Inspiring thoughts from a prominent LDS philosopher and theologian:
“There is no joy in life, it seems to me, except the joy of creation. Creator is a name, an honored name, of Deity, and when God created man, he breathed into him part of his life, the urge to create, to build, to learn, to think, and to take old images and make them new. God has planted deeply in us the need to reproduce, to learn, and to build. When man is creative, he emerges from the prison of his own mind. He is no more a victim of circumstance, of the forces which are pressing upon him from all directions, but through the power of creation he builds his life anew, and the world in which he lives… Too often religion has been taught us and accepted as a conservative force in life, as something which saves man from himself and from his sins. Religion is a conservative and a saving force, but it must be more than that. It is also a dynamic force in life in harmony with man’s urge to create.

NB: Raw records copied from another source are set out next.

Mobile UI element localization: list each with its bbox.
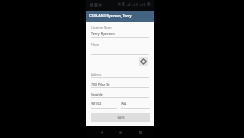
staticText: Address (91, 73, 102, 77)
staticText: Seattle (91, 92, 103, 97)
staticText: SAVE (117, 116, 125, 120)
staticText: 98102 (91, 101, 102, 106)
staticText: WA (121, 101, 127, 106)
button[interactable]: C338-AN3 Ryerson, Terry (86, 11, 154, 22)
staticText: Terry Ryerson (91, 31, 115, 36)
button[interactable]: SAVE (91, 113, 150, 122)
staticText: Customer Name (91, 26, 112, 30)
button[interactable]: Choose contact (139, 57, 148, 66)
staticText: Phone (91, 43, 100, 47)
button[interactable]: Home (115, 127, 125, 137)
staticText: 700 Pike St (91, 82, 110, 87)
staticText: C338-AN3 Ryerson, Terry (89, 13, 132, 18)
button[interactable]: Recent apps (135, 127, 145, 137)
button[interactable]: Back (96, 127, 106, 137)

“The Prophet Joseph Smith was creative. Everything he touched became a new thing. In him was something of the curiosity of a child, the imagination of an artist, the practical zeal of a reformer, the idealism of a utopian, and the fire of a prophet. His theology is dynamic. He used religion to remake life. He also assigned to each of us a tremendously creative role to play in religion.”
Lowell Bennion, “Joseph Smith: His Creative Role in Religion,” in Best of Lowell L. Bennion: Selected Writings 1928-1988 (ed. Eugene England; Deseret Book: Salt Lake City, 1988), 56.